Is there any chance that the Seventh Circuit thinks that Holy Land Foundation has committed no wrong-doing? Consider this excerpt from the same opinion CAIR celebrates:
The ample record evidence (particularly taking into account the classified information presented to the court in camera) establishing HLF's role in the funding of Hamas and of its terrorist activities is incontrovertible. While not in accordance with proper procedures, HLF has had every opportunity to come forward with some showing that the evidence is false or even that its ties to Hamas had been severed. HLF's presentations at the administrative stage [of the terrorist designation process] did not reach this goal, even when HLF was given an additional thirty-one days to respond to its redesignation and to the new evidence in April of 2002. Even following the district court's judgment, while HLF attempted to supplement the record on appeal, the supplementary material could not have defeated the proposition established by the record evidence that Holy Land was a funder of the terrorist organization Hamas.
I encourage CAIR to read the opinion. What seems to be at issue in Boim is the relatively pro forma requirement that the plaintiffs present their proof and the trial judge make the express finding that no genuine issue exists about actual causation, through the mechanism suggested by the Seventh Circuit. In fact, the dissenting judge's main disagreement with the panel's decision is his belief that the trial judge has already done this. In other words, there does not seem to be much disagreement about what is required, nor that the proof exists.

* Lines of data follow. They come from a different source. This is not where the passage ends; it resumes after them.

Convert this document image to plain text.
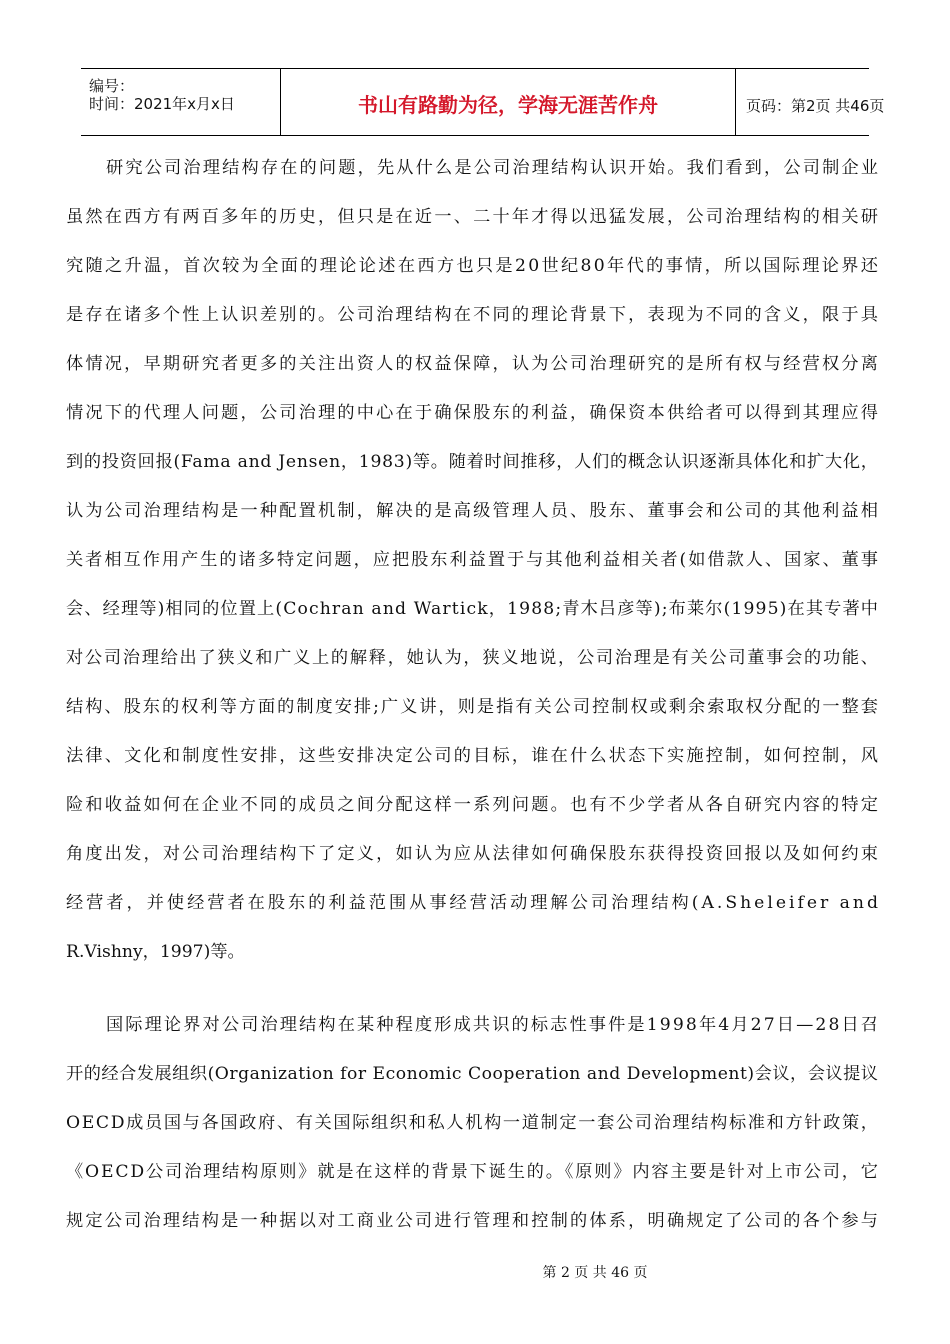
编号：
时间：2021年x月x日	书山有路勤为径，学海无涯苦作舟	页码：第2页 共46页
研究公司治理结构存在的问题，先从什么是公司治理结构认识开始。我们看到，公司制企业
虽然在西方有两百多年的历史，但只是在近一、二十年才得以迅猛发展，公司治理结构的相关研
究随之升温，首次较为全面的理论论述在西方也只是20世纪80年代的事情，所以国际理论界还
是存在诸多个性上认识差别的。公司治理结构在不同的理论背景下，表现为不同的含义，限于具
体情况，早期研究者更多的关注出资人的权益保障，认为公司治理研究的是所有权与经营权分离
情况下的代理人问题，公司治理的中心在于确保股东的利益，确保资本供给者可以得到其理应得
到的投资回报(Fama and Jensen，1983)等。随着时间推移，人们的概念认识逐渐具体化和扩大化，
认为公司治理结构是一种配置机制，解决的是高级管理人员、股东、董事会和公司的其他利益相
关者相互作用产生的诸多特定问题，应把股东利益置于与其他利益相关者(如借款人、国家、董事
会、经理等)相同的位置上(Cochran and Wartick，1988;青木吕彦等);布莱尔(1995)在其专著中
对公司治理给出了狭义和广义上的解释，她认为，狭义地说，公司治理是有关公司董事会的功能、
结构、股东的权利等方面的制度安排;广义讲，则是指有关公司控制权或剩余索取权分配的一整套
法律、文化和制度性安排，这些安排决定公司的目标，谁在什么状态下实施控制，如何控制，风
险和收益如何在企业不同的成员之间分配这样一系列问题。也有不少学者从各自研究内容的特定
角度出发，对公司治理结构下了定义，如认为应从法律如何确保股东获得投资回报以及如何约束
经营者，并使经营者在股东的利益范围从事经营活动理解公司治理结构(A.Sheleifer and
R.Vishny，1997)等。
国际理论界对公司治理结构在某种程度形成共识的标志性事件是1998年4月27日—28日召
开的经合发展组织(Organization for Economic Cooperation and Development)会议，会议提议
OECD成员国与各国政府、有关国际组织和私人机构一道制定一套公司治理结构标准和方针政策，
《OECD公司治理结构原则》就是在这样的背景下诞生的。《原则》内容主要是针对上市公司，它
规定公司治理结构是一种据以对工商业公司进行管理和控制的体系，明确规定了公司的各个参与
第 2 页 共 46 页
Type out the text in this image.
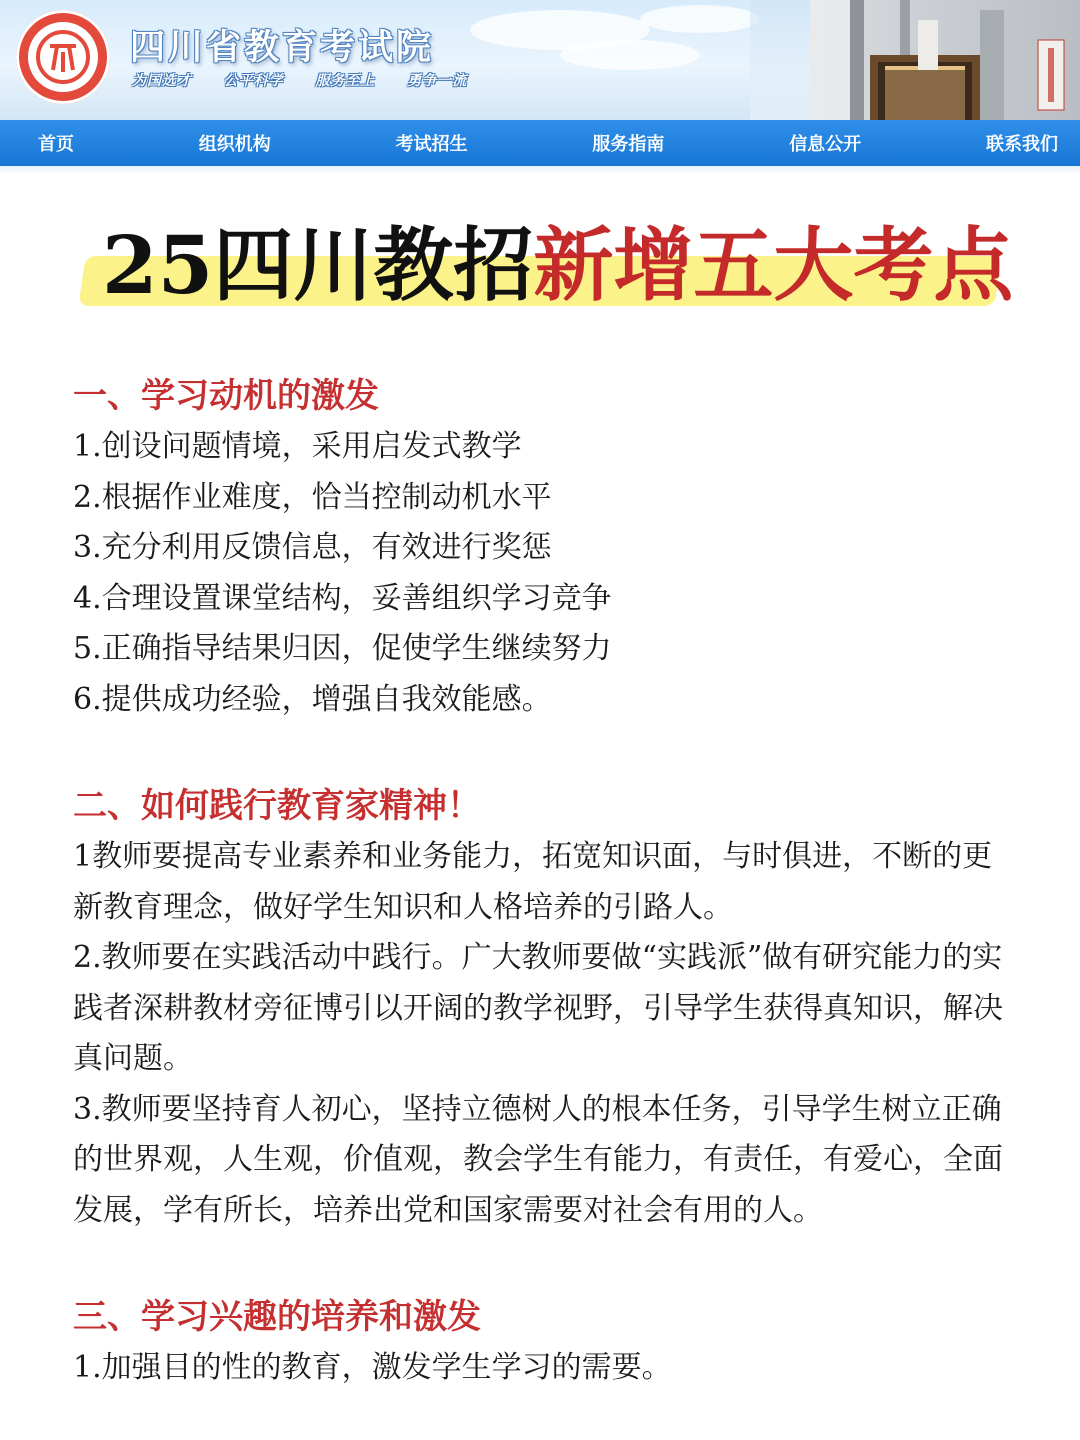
四川省教育考试院
为国选才  公平科学  服务至上  勇争一流
首页	组织机构	考试招生	服务指南	信息公开	联系我们
25四川教招新增五大考点
一、学习动机的激发
1.创设问题情境，采用启发式教学
2.根据作业难度，恰当控制动机水平
3.充分利用反馈信息，有效进行奖惩
4.合理设置课堂结构，妥善组织学习竞争
5.正确指导结果归因，促使学生继续努力
6.提供成功经验，增强自我效能感。
二、如何践行教育家精神！
1教师要提高专业素养和业务能力，拓宽知识面，与时俱进，不断的更新教育理念，做好学生知识和人格培养的引路人。
2.教师要在实践活动中践行。广大教师要做“实践派”做有研究能力的实践者深耕教材旁征博引以开阔的教学视野，引导学生获得真知识，解决真问题。
3.教师要坚持育人初心，坚持立德树人的根本任务，引导学生树立正确的世界观，人生观，价值观，教会学生有能力，有责任，有爱心，全面发展，学有所长，培养出党和国家需要对社会有用的人。
三、学习兴趣的培养和激发
1.加强目的性的教育，激发学生学习的需要。
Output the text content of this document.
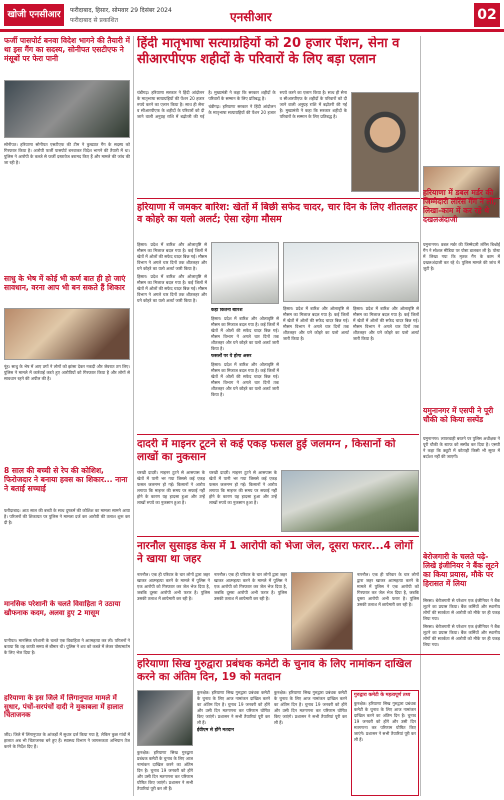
खोजी एनसीआर	फरीदाबाद, हिसार, सोमवार 29 दिसंबर 2024
फरीदाबाद से प्रकाशित	एनसीआर	02
फर्जी पासपोर्ट बनवा विदेश भागने की तैयारी में था इस गैंग का सदस्य, सोनीपत एसटीएफ ने मंसूबों पर फेरा पानी

सोनीपत। हरियाणा सोनीपत एसटीएफ की टीम ने कुख्यात गैंग के सदस्य को गिरफ्तार किया है। आरोपी फर्जी पासपोर्ट बनवाकर विदेश भागने की तैयारी में था। पुलिस ने आरोपी के कब्जे से फर्जी दस्तावेज बरामद किए हैं और मामले की जांच की जा रही है।

साधु के भेष में कोई भी कर्ण बात ही हो जाएं सावधान, वरना आप भी बन सकते हैं शिकार

नूंह। साधु के भेष में आए ठगों ने लोगों को झांसा देकर नकदी और जेवरात ठग लिए। पुलिस ने मामले में कार्रवाई करते हुए आरोपियों को गिरफ्तार किया है और लोगों से सावधान रहने की अपील की है।

8 साल की बच्ची से रेप की कोशिश, फिरोजदार ने बनाया हवस का शिकार... नाना ने बताई सच्चाई

फरीदाबाद। आठ साल की बच्ची के साथ दुष्कर्म की कोशिश का मामला सामने आया है। परिजनों की शिकायत पर पुलिस ने मामला दर्ज कर आरोपी की तलाश शुरू कर दी है।

मानसिक परेशानी के चलते विवाहिता ने उठाया खौफनाक कदम, अलवा हुए 2 मासूम

पानीपत। मानसिक परेशानी के चलते एक विवाहिता ने आत्महत्या कर ली। परिजनों ने बताया कि वह काफी समय से बीमार थी। पुलिस ने शव को कब्जे में लेकर पोस्टमार्टम के लिए भेज दिया है।

हरियाणा के इस जिले में लिंगानुपात मामले में सुधार, पंचों-सरपंचों दादी ने मुकाबला में हालात चिंताजनक

जींद। जिले में लिंगानुपात के आंकड़ों में सुधार दर्ज किया गया है, लेकिन कुछ गांवों में हालात अब भी चिंताजनक बने हुए हैं। स्वास्थ्य विभाग ने जागरूकता अभियान तेज करने के निर्देश दिए हैं।

हिंदी मातृभाषा सत्याग्रहियों को 20 हजार पेंशन, सेना व सीआरपीएफ शहीदों के परिवारों के लिए बड़ा एलान

चंडीगढ़। हरियाणा सरकार ने हिंदी आंदोलन के मातृभाषा सत्याग्रहियों की पेंशन 20 हजार रुपये करने का एलान किया है। साथ ही सेना व सीआरपीएफ के शहीदों के परिवारों को दी जाने वाली अनुग्रह राशि में बढ़ोतरी की गई है। मुख्यमंत्री ने कहा कि सरकार शहीदों के परिवारों के सम्मान के लिए प्रतिबद्ध है।

चंडीगढ़। हरियाणा सरकार ने हिंदी आंदोलन के मातृभाषा सत्याग्रहियों की पेंशन 20 हजार रुपये करने का एलान किया है। साथ ही सेना व सीआरपीएफ के शहीदों के परिवारों को दी जाने वाली अनुग्रह राशि में बढ़ोतरी की गई है। मुख्यमंत्री ने कहा कि सरकार शहीदों के परिवारों के सम्मान के लिए प्रतिबद्ध है।

हरियाणा में जमकर बारिश: खेतों में बिछी सफेद चादर, चार दिन के लिए शीतलहर व कोहरे का यलो अलर्ट; ऐसा रहेगा मौसम

हिसार। प्रदेश में बारिश और ओलावृष्टि से मौसम का मिजाज बदल गया है। कई जिलों में खेतों में ओलों की सफेद चादर बिछ गई। मौसम विभाग ने अगले चार दिनों तक शीतलहर और घने कोहरे का यलो अलर्ट जारी किया है।

हिसार। प्रदेश में बारिश और ओलावृष्टि से मौसम का मिजाज बदल गया है। कई जिलों में खेतों में ओलों की सफेद चादर बिछ गई। मौसम विभाग ने अगले चार दिनों तक शीतलहर और घने कोहरे का यलो अलर्ट जारी किया है।

कहां कितनी बारिश

हिसार। प्रदेश में बारिश और ओलावृष्टि से मौसम का मिजाज बदल गया है। कई जिलों में खेतों में ओलों की सफेद चादर बिछ गई। मौसम विभाग ने अगले चार दिनों तक शीतलहर और घने कोहरे का यलो अलर्ट जारी किया है।

फसलों पर ये होगा असर

हिसार। प्रदेश में बारिश और ओलावृष्टि से मौसम का मिजाज बदल गया है। कई जिलों में खेतों में ओलों की सफेद चादर बिछ गई। मौसम विभाग ने अगले चार दिनों तक शीतलहर और घने कोहरे का यलो अलर्ट जारी किया है।

हिसार। प्रदेश में बारिश और ओलावृष्टि से मौसम का मिजाज बदल गया है। कई जिलों में खेतों में ओलों की सफेद चादर बिछ गई। मौसम विभाग ने अगले चार दिनों तक शीतलहर और घने कोहरे का यलो अलर्ट जारी किया है।

हिसार। प्रदेश में बारिश और ओलावृष्टि से मौसम का मिजाज बदल गया है। कई जिलों में खेतों में ओलों की सफेद चादर बिछ गई। मौसम विभाग ने अगले चार दिनों तक शीतलहर और घने कोहरे का यलो अलर्ट जारी किया है।

हरियाणा में डबल मर्डर की जिम्मेदारी लॉरेंस गैंग ने ली, लिखा-काम में कर रहे थे दखलअंदाजी

यमुनानगर। डबल मर्डर की जिम्मेदारी लॉरेंस बिश्नोई गैंग ने सोशल मीडिया पर पोस्ट डालकर ली है। पोस्ट में लिखा गया कि मृतक गैंग के काम में दखलअंदाजी कर रहे थे। पुलिस मामले की जांच में जुटी है।

यमुनानगर में एसपी ने पूरी चौकी को किया सस्पेंड

यमुनानगर। लापरवाही बरतने पर पुलिस अधीक्षक ने पूरी चौकी के स्टाफ को सस्पेंड कर दिया है। एसपी ने कहा कि ड्यूटी में कोताही किसी भी सूरत में बर्दाश्त नहीं की जाएगी।

बेरोजगारी के चलते पढ़े-लिखे इंजीनियर ने बैंक लूटने का किया प्रयास, मौके पर हिरासत में लिया

सिरसा। बेरोजगारी से परेशान एक इंजीनियर ने बैंक लूटने का प्रयास किया। बैंक कर्मियों और स्थानीय लोगों की सतर्कता से आरोपी को मौके पर ही पकड़ लिया गया।

सिरसा। बेरोजगारी से परेशान एक इंजीनियर ने बैंक लूटने का प्रयास किया। बैंक कर्मियों और स्थानीय लोगों की सतर्कता से आरोपी को मौके पर ही पकड़ लिया गया।

दादरी में माइनर टूटने से कई एकड़ फसल हुई जलमग्न , किसानों को लाखों का नुकसान

चरखी दादरी। माइनर टूटने से आसपास के खेतों में पानी भर गया जिससे कई एकड़ फसल जलमग्न हो गई। किसानों ने आरोप लगाया कि माइनर की समय पर सफाई नहीं होने के कारण यह हादसा हुआ और उन्हें लाखों रुपये का नुकसान हुआ है।

चरखी दादरी। माइनर टूटने से आसपास के खेतों में पानी भर गया जिससे कई एकड़ फसल जलमग्न हो गई। किसानों ने आरोप लगाया कि माइनर की समय पर सफाई नहीं होने के कारण यह हादसा हुआ और उन्हें लाखों रुपये का नुकसान हुआ है।

नारनौल सुसाइड केस में 1 आरोपी को भेजा जेल, दूसरा फरार...4 लोगों ने खाया था जहर

नारनौल। एक ही परिवार के चार लोगों द्वारा जहर खाकर आत्महत्या करने के मामले में पुलिस ने एक आरोपी को गिरफ्तार कर जेल भेज दिया है, जबकि दूसरा आरोपी अभी फरार है। पुलिस उसकी तलाश में छापेमारी कर रही है।

नारनौल। एक ही परिवार के चार लोगों द्वारा जहर खाकर आत्महत्या करने के मामले में पुलिस ने एक आरोपी को गिरफ्तार कर जेल भेज दिया है, जबकि दूसरा आरोपी अभी फरार है। पुलिस उसकी तलाश में छापेमारी कर रही है।

नारनौल। एक ही परिवार के चार लोगों द्वारा जहर खाकर आत्महत्या करने के मामले में पुलिस ने एक आरोपी को गिरफ्तार कर जेल भेज दिया है, जबकि दूसरा आरोपी अभी फरार है। पुलिस उसकी तलाश में छापेमारी कर रही है।

हरियाणा सिख गुरुद्वारा प्रबंधक कमेटी के चुनाव के लिए नामांकन दाखिल करने का अंतिम दिन, 19 को मतदान

कुरुक्षेत्र। हरियाणा सिख गुरुद्वारा प्रबंधक कमेटी के चुनाव के लिए आज नामांकन दाखिल करने का अंतिम दिन है। चुनाव 19 जनवरी को होंगे और उसी दिन मतगणना कर परिणाम घोषित किए जाएंगे। प्रशासन ने सभी तैयारियां पूरी कर ली हैं।

कुरुक्षेत्र। हरियाणा सिख गुरुद्वारा प्रबंधक कमेटी के चुनाव के लिए आज नामांकन दाखिल करने का अंतिम दिन है। चुनाव 19 जनवरी को होंगे और उसी दिन मतगणना कर परिणाम घोषित किए जाएंगे। प्रशासन ने सभी तैयारियां पूरी कर ली हैं।

ईवीएम से होंगे मतदान

कुरुक्षेत्र। हरियाणा सिख गुरुद्वारा प्रबंधक कमेटी के चुनाव के लिए आज नामांकन दाखिल करने का अंतिम दिन है। चुनाव 19 जनवरी को होंगे और उसी दिन मतगणना कर परिणाम घोषित किए जाएंगे। प्रशासन ने सभी तैयारियां पूरी कर ली हैं।

गुरुद्वारा कमेटी के महत्वपूर्ण तथ्य

कुरुक्षेत्र। हरियाणा सिख गुरुद्वारा प्रबंधक कमेटी के चुनाव के लिए आज नामांकन दाखिल करने का अंतिम दिन है। चुनाव 19 जनवरी को होंगे और उसी दिन मतगणना कर परिणाम घोषित किए जाएंगे। प्रशासन ने सभी तैयारियां पूरी कर ली हैं।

For example, in describing the intent requirement, the opinion contains this statement, which is so non-controversial as to amount to a mere truism: "[W]e did reject the proposition that merely giving money to an organization engaged in terrorism, without more, would constitute an act of international terrorism sufficient to render the donor liable under section 2333."
Of course. In fact, the desire to clarify that American criminal terrorist financing statutes - upon which the Boim tort case is based - are not strict liability offenses is the reason the Department of Justice proposed statutory amendments to include a more specific definition of "knowingly." Congress enacted these amendments in December 2004. Not only have prosecutors been living with this standard, but it was our idea. This intent standard was the burden undertaken by the prosecutors in two recent Hamas-related criminal prosecutions, and should present no problem for the Boim lawyers, especially since they enjoy a lesser standard of proof that "beyond a reasonable doubt."
So this case might not be bound for the Supreme Court. I recommend that these Islamic organizations not yet count their eggs, and that their partisans keep their non-alcoholic champagne on ice while awaiting the next step in the litigation.